Minimum coverage before moving on
- Learners can explain the module vocabulary without relying on tool-generated text.
- Learners have seen one worked example, one hands-on application, and one limitation or failure case.
- Learners know what must be verified, what data must be protected, and who remains accountable for the output.
Core labs and builds
- AI value-chain map lab across public equities.
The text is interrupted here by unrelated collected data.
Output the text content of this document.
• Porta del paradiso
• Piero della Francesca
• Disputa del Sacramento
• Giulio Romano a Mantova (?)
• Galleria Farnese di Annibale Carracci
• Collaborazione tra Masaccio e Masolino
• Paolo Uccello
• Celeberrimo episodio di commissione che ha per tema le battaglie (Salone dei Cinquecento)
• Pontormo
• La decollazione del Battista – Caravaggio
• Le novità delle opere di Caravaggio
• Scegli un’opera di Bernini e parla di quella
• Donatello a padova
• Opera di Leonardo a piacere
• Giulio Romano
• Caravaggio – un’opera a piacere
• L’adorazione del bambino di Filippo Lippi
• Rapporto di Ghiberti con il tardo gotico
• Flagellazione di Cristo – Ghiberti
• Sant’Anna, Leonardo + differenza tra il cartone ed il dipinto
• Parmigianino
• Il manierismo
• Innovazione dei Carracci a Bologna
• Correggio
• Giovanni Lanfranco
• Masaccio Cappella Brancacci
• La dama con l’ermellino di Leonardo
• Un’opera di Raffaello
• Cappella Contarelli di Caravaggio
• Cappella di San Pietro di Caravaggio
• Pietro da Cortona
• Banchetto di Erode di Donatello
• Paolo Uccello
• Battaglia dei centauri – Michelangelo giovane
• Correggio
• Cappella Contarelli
- Annual report lab: extract business segments, AI claims, risks, capex, and customer concentration.
- Moat lab: classify companies by data moat, hardware moat, distribution moat, cost moat, or no clear moat.
- Valuation discipline lab: compare growth narrative with revenue, margin, and cash-flow evidence.
Capstone
- Create a complete AI investment memo for one public company or a basket of companies. The memo includes business model, AI exposure, financials, competitive advantage, valuation scenarios, catalysts, key risks, red flags, and decision rules.
Assessment design
- Market map accuracy and value-chain reasoning.
- Financial statement analysis quality.
- Valuation scenario realism.
- Final investment memo with balanced risks and no hype.
Recommended tools and datasets
- Company filings, annual reports, investor presentations, financial statements, spreadsheets, valuation templates, sector maps, earnings-call transcripts, SEC/FINRA investor protection resources.
Instructor notes
- The course should explicitly train learners to avoid AI hype, fraud, and overconcentration. Strong investing education is mostly about process, risk, and valuation discipline.
Instructor Build Checklist
- Prepare one short demo for each module and one learner activity that creates a saved artifact.
- Prepare examples that match the audience, local context, and likely tools learners can access.
- Add a verification step to every AI-generated output: factual check, source check, data sensitivity check, and quality review.
- Keep a running portfolio folder so each module contributes to the final project or learner playbook.
- Reserve time for reflection on what the learner did, what AI did, what was checked, and what remains uncertain.